Better check if the silicons are still in good shape.
10 neon tetras and 5 amano shrimps would be fine, or 1 betta and maybe 12 ruby tetras.


----------



## fishboy (Feb 26, 2005)

1 fancy goldfish but not fantails. orandas may work no matter what you say osteoporoosi


----------



## Damon (Jan 18, 2005)

Goldfish don't go in tanks that small. A 30 gallon may hold 1 goldie depending on type.


----------



## Fishfirst (Jan 24, 2005)

I would have to agree with oste on this one too... no goldfish. too messy + too big = too much work
What about a gourami for a centerpiece fish?


----------



## Imbrium (Feb 7, 2005)

Cherry barbs!
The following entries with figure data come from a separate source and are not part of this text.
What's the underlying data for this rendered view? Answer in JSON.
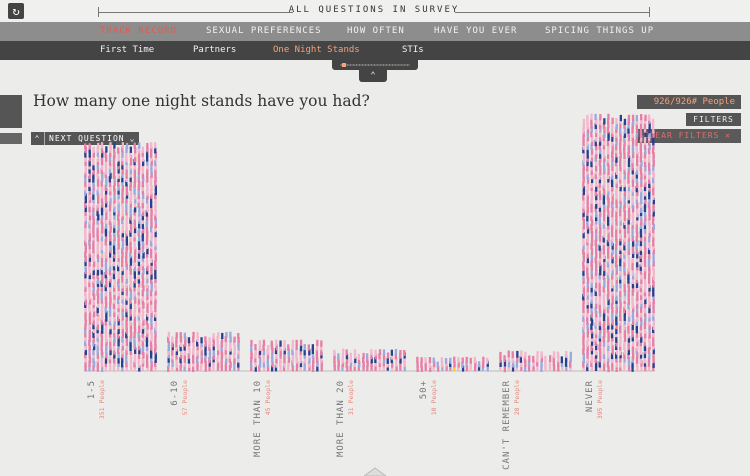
{
  "header": {
    "survey_title": "ALL QUESTIONS IN SURVEY",
    "reload_icon": "reload-icon"
  },
  "nav_primary": [
    {
      "label": "TRACK RECORD",
      "active": true
    },
    {
      "label": "SEXUAL PREFERENCES",
      "active": false
    },
    {
      "label": "HOW OFTEN",
      "active": false
    },
    {
      "label": "HAVE YOU EVER",
      "active": false
    },
    {
      "label": "SPICING THINGS UP",
      "active": false
    }
  ],
  "nav_secondary": [
    {
      "label": "First Time",
      "active": false
    },
    {
      "label": "Partners",
      "active": false
    },
    {
      "label": "One Night Stands",
      "active": true
    },
    {
      "label": "STIs",
      "active": false
    }
  ],
  "question": {
    "text": "How many one night stands have you had?",
    "next_label": "NEXT QUESTION"
  },
  "filters": {
    "count_label": "926/926# People",
    "filters_label": "FILTERS",
    "clear_label": "CLEAR FILTERS"
  },
  "colors": {
    "pink": "#e77ea5",
    "light_pink": "#f3b6cc",
    "navy": "#2a3f8f",
    "lavender": "#9ea8dd",
    "highlight": "#f3cf2e"
  },
  "chart_data": {
    "type": "bar",
    "categories": [
      {
        "label": "1-5",
        "people": "351 People",
        "value": 351
      },
      {
        "label": "6-10",
        "people": "57 People",
        "value": 57
      },
      {
        "label": "MORE THAN 10",
        "people": "45 People",
        "value": 45
      },
      {
        "label": "MORE THAN 20",
        "people": "31 People",
        "value": 31
      },
      {
        "label": "50+",
        "people": "10 People",
        "value": 10
      },
      {
        "label": "CAN'T REMEMBER",
        "people": "28 People",
        "value": 28
      },
      {
        "label": "NEVER",
        "people": "395 People",
        "value": 395
      }
    ]
  }
}
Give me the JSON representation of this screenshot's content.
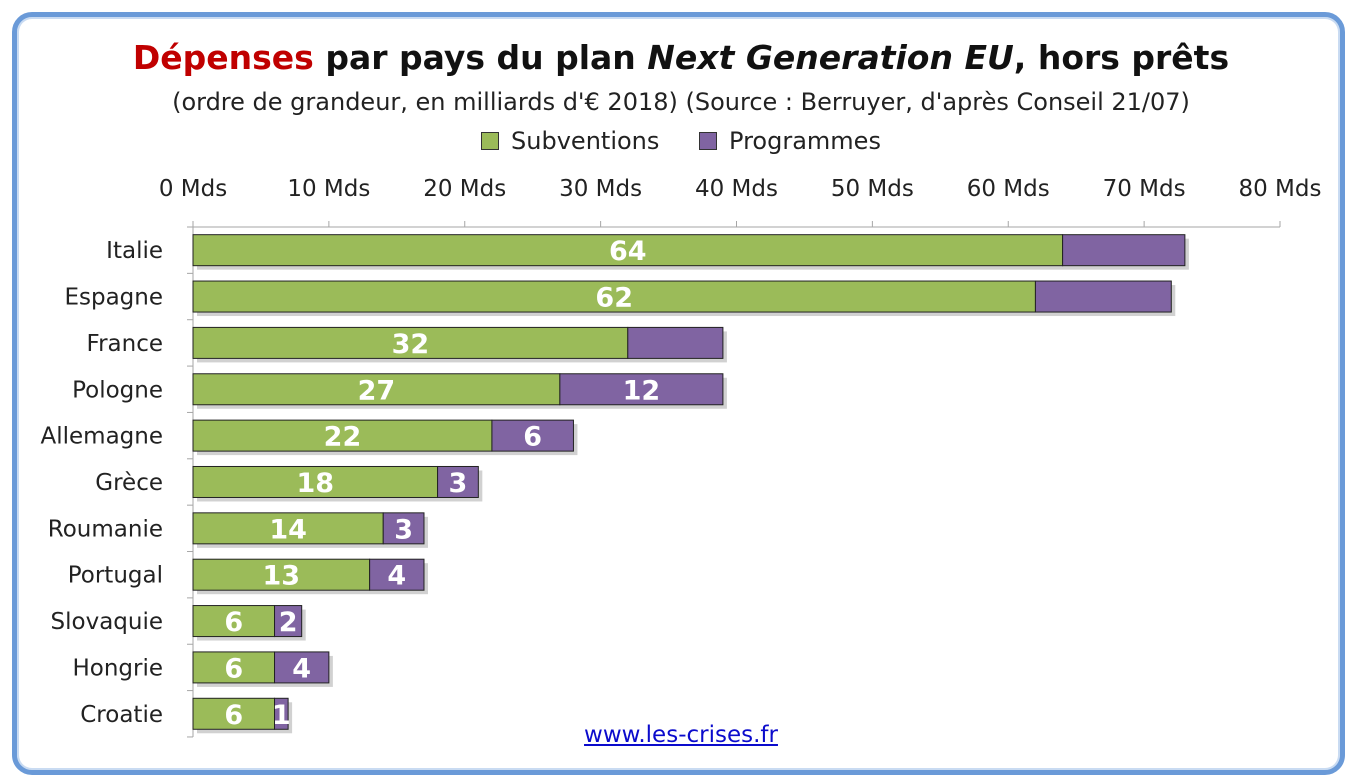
{
  "title": {
    "part1": "Dépenses",
    "part2": " par pays du plan ",
    "part3": "Next Generation EU",
    "part4": ", hors prêts"
  },
  "subtitle": "(ordre de grandeur, en milliards d'€ 2018) (Source : Berruyer, d'après Conseil 21/07)",
  "legend": {
    "series1": "Subventions",
    "series2": "Programmes"
  },
  "source_link": "www.les-crises.fr",
  "colors": {
    "subventions": "#9bbb59",
    "programmes": "#8064a2",
    "accent_title": "#c00000",
    "frame": "#6a9ad8",
    "label_text": "#ffffff"
  },
  "chart_data": {
    "type": "bar",
    "orientation": "horizontal",
    "stacked": true,
    "categories": [
      "Italie",
      "Espagne",
      "France",
      "Pologne",
      "Allemagne",
      "Grèce",
      "Roumanie",
      "Portugal",
      "Slovaquie",
      "Hongrie",
      "Croatie"
    ],
    "series": [
      {
        "name": "Subventions",
        "values": [
          64,
          62,
          32,
          27,
          22,
          18,
          14,
          13,
          6,
          6,
          6
        ],
        "labels": [
          "64",
          "62",
          "32",
          "27",
          "22",
          "18",
          "14",
          "13",
          "6",
          "6",
          "6"
        ]
      },
      {
        "name": "Programmes",
        "values": [
          9,
          10,
          7,
          12,
          6,
          3,
          3,
          4,
          2,
          4,
          1
        ],
        "labels": [
          "",
          "",
          "",
          "12",
          "6",
          "3",
          "3",
          "4",
          "2",
          "4",
          "1"
        ]
      }
    ],
    "xlim": [
      0,
      80
    ],
    "xticks": [
      0,
      10,
      20,
      30,
      40,
      50,
      60,
      70,
      80
    ],
    "xtick_labels": [
      "0 Mds",
      "10 Mds",
      "20 Mds",
      "30 Mds",
      "40 Mds",
      "50 Mds",
      "60 Mds",
      "70 Mds",
      "80 Mds"
    ],
    "axis_position": "top",
    "grid": false,
    "legend_position": "top"
  }
}
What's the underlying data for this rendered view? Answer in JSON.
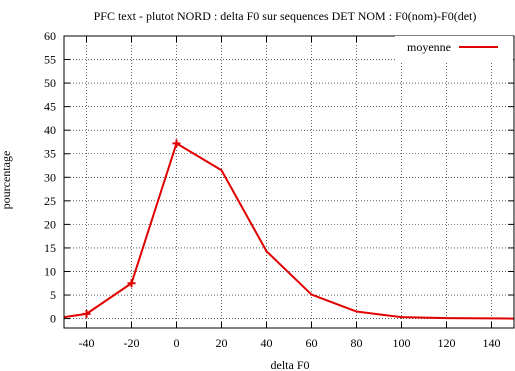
{
  "chart_data": {
    "type": "line",
    "title": "PFC text - plutot NORD : delta F0 sur sequences DET NOM : F0(nom)-F0(det)",
    "xlabel": "delta F0",
    "ylabel": "pourcentage",
    "xlim": [
      -50,
      150
    ],
    "ylim": [
      -2,
      60
    ],
    "xticks": [
      -40,
      -20,
      0,
      20,
      40,
      60,
      80,
      100,
      120,
      140
    ],
    "yticks": [
      0,
      5,
      10,
      15,
      20,
      25,
      30,
      35,
      40,
      45,
      50,
      55,
      60
    ],
    "grid": true,
    "legend_position": "top-right",
    "series": [
      {
        "name": "moyenne",
        "color": "#e00000",
        "x": [
          -50,
          -40,
          -20,
          0,
          20,
          40,
          60,
          80,
          100,
          120,
          140,
          150
        ],
        "y": [
          0.3,
          1.0,
          7.5,
          37.2,
          31.5,
          14.3,
          5.1,
          1.5,
          0.3,
          0.1,
          0.05,
          0.0
        ],
        "marked_x": [
          -40,
          -20,
          0
        ]
      }
    ]
  }
}
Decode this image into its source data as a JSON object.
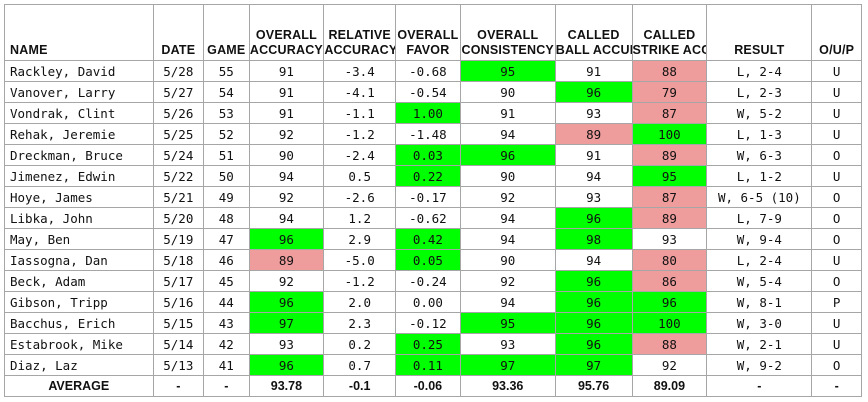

I love cherry barbs. 
You should get a gourami, or a betta for a centerpiece and some cherry barbs.


----------



## fishboy (Feb 26, 2005)

everyone say goldfish are to messy. i have never vacumed my goldfish's gravel ever do you want to know why theres nothing there. My goldfish is messy but he swifts and cleans his gravel so all i do is switch the filter media. its the easiest fish to mantian that i own.


----------



## Fishfirst (Jan 24, 2005)

Hard to believe fishboy! I have had goldfish before and they are possibly the worst fish for waste. You want to talk about low waste fish, look at most tetras, very low bioload.


----------



## MyraVan (Jan 19, 2005)

In my almost-local fish shop (about 15 miles away) they have a tank with several female bettas in it, along with some other fish. The female bettas are nice: they have the same wonderful colors that the males do, just with shorter fins. I may be different from most people, but I actually don't think that the extra-long fins of the males look all that good, they just look unnatural to me. So I'd put in a couple of female bettas, and then some other things to add even more color. Neon tetras or cherry barbs would be nice, colorful, small fish to keep with the bettas. (Usually cherry barbs don't impress me, but the cherry barbs in that shop were just amazing -- it's the first time I've actually seen cherry-colored cherry barbs, they are usually black & white...) Or emerald catfish, which are like corydoras, except quite brightly colored.


----------



## Imbrium (Feb 7, 2005)

About the cherry barbs, feed them color enhancing flakes. I feed mine OSI Vivid Color, and they are very bright.


----------